I have no bridge as you mentioned in your post but i get following error:
COMMUNICATION_ERROR
Error attempting to communicate with Neato
What should i do?
From here your serial & secret are looking too short.
12 digits: secret
8 digits: serial
Serial:
XXXXXXXX-XXXXXXXXXXXX (8 " hyphen" 12)
Secret:
XXXXXXXXXXXXXXXXXXXXXXXXXXXXXXXX (32)
same here (randomized):
Thing neato:vacuumcleaner:be221211 "Vorwerk Kobold" @ "Home" [ serial="4XPITR1G-2CA207161C25", secret="61AC07FFACC223D10612BACCC6414122", vendor="vorwerk"]
Just discovered Windows 10 now having built-in curl (yes, it’s really ugly).
If you’re on Windows you can try following in your cmd
please don’t change any quote or space, it’s high tech stuff xD
- Enter your email below and execute:
C:\Windows\SysWOW64\curl.exe -X "POST" "https://mykobold.eu.auth0.com/passwordless/start" -H "Content-Type: application/json" -d {\"send\":\"code\",\"email\":\"ENTER_YOUR_EMAIL_HERE\",\"client_id\":\"KY4YbVAvtgB7lp8vIbWQ7zLk3hssZlhR\",\"connection\":\"email\"}
- Wait for a mail from Vorwerk, then quick enter again your mail and your received 6 digit token below and execute:
C:\Windows\SysWOW64\curl.exe -X "POST" "https://mykobold.eu.auth0.com/oauth/token" -H "Content-Type: application/json" -d "{\"otp\":\"TOKEN0\",\"username\":\"ENTER_YOUR_EMAIL_HERE\",\"prompt\":\"login\",\"grant_type\":\"http://auth0.com/oauth/grant-type/passwordless/otp\",\"scope\":\"openid email profile read:current_user\",\"locale\":\"en\",\"source\":\"vorwerk_auth0\",\"platform\":\"ios\",\"audience\":\"https://mykobold.eu.auth0.com/userinfo\",\"client_id\":\"KY4YbVAvtgB7lp8vIbWQ7zLk3hssZlhR\",\"realm\":\"email\",\"country_code\":\"DE\"}"
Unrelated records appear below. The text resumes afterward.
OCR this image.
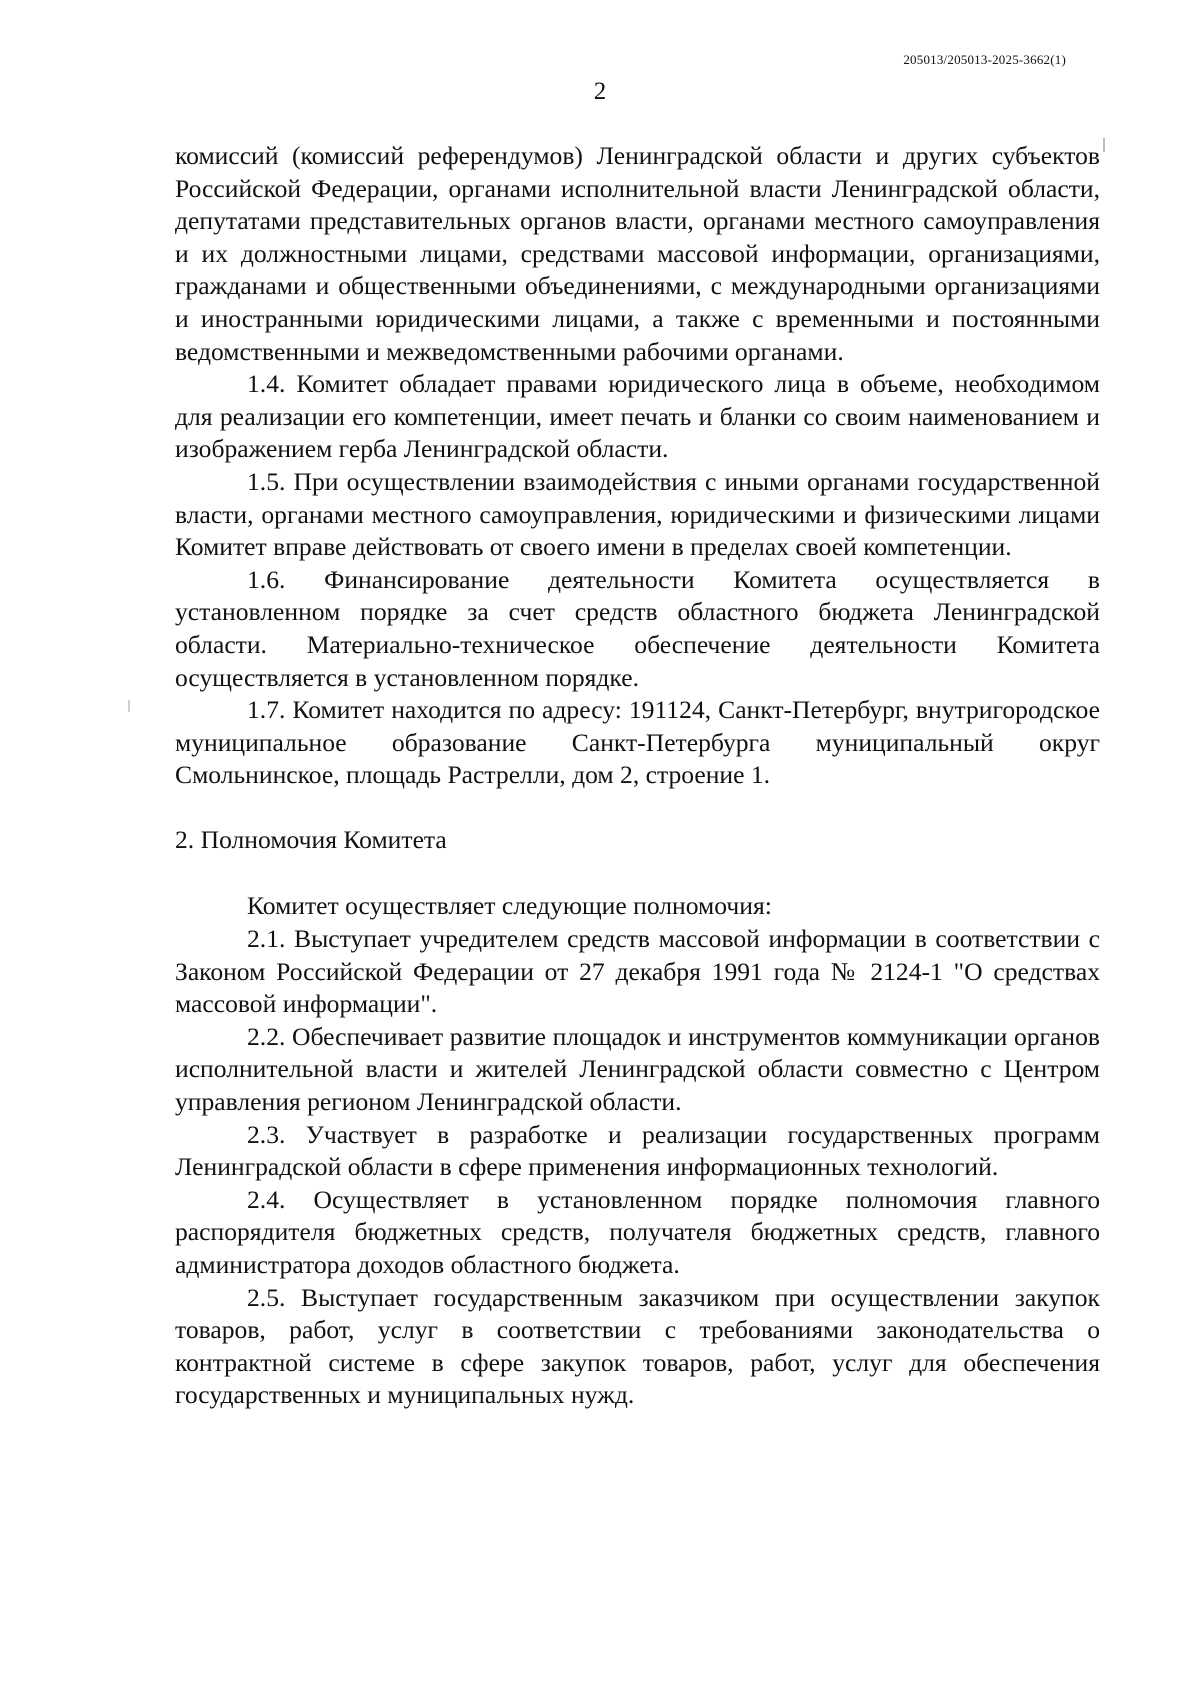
205013/205013-2025-3662(1)
2

комиссий (комиссий референдумов) Ленинградской области и других субъектов Российской Федерации, органами исполнительной власти Ленинградской области, депутатами представительных органов власти, органами местного самоуправления и их должностными лицами, средствами массовой информации, организациями, гражданами и общественными объединениями, с международными организациями и иностранными юридическими лицами, а также с временными и постоянными ведомственными и межведомственными рабочими органами.

1.4. Комитет обладает правами юридического лица в объеме, необходимом для реализации его компетенции, имеет печать и бланки со своим наименованием и изображением герба Ленинградской области.

1.5. При осуществлении взаимодействия с иными органами государственной власти, органами местного самоуправления, юридическими и физическими лицами Комитет вправе действовать от своего имени в пределах своей компетенции.

1.6. Финансирование деятельности Комитета осуществляется в установленном порядке за счет средств областного бюджета Ленинградской области. Материально-техническое обеспечение деятельности Комитета осуществляется в установленном порядке.

1.7. Комитет находится по адресу: 191124, Санкт-Петербург, внутригородское муниципальное образование Санкт-Петербурга муниципальный округ Смольнинское, площадь Растрелли, дом 2, строение 1.

2. Полномочия Комитета

Комитет осуществляет следующие полномочия:

2.1. Выступает учредителем средств массовой информации в соответствии с Законом Российской Федерации от 27 декабря 1991 года № 2124-1 "О средствах массовой информации".

2.2. Обеспечивает развитие площадок и инструментов коммуникации органов исполнительной власти и жителей Ленинградской области совместно с Центром управления регионом Ленинградской области.

2.3. Участвует в разработке и реализации государственных программ Ленинградской области в сфере применения информационных технологий.

2.4. Осуществляет в установленном порядке полномочия главного распорядителя бюджетных средств, получателя бюджетных средств, главного администратора доходов областного бюджета.

2.5. Выступает государственным заказчиком при осуществлении закупок товаров, работ, услуг в соответствии с требованиями законодательства о контрактной системе в сфере закупок товаров, работ, услуг для обеспечения государственных и муниципальных нужд.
- Grab your very long token ID, insert it below and execute (or use autodetection instead):
C:\Windows\SysWOW64\curl.exe --request GET "https://beehive.ksecosys.com/dashboard" --header "Authorization: Auth0Bearer MY_VERY_LONG_TOKEN_ID"
- You should see your robots.
All credit for this solution goes to nicoh88/node-kobold
Confirmation pending.
1 Like
thank you!
This curl commands are little bit bulky but it works again 
.
I am going to monitor if there are some abnormalities and report back but i have a good feeling that it is as stable as it was at OH2
Thanks for reporting back, I’m glad I could help!
I’ll consider to push both cmd and bash scripts to my repo and link them in the readme.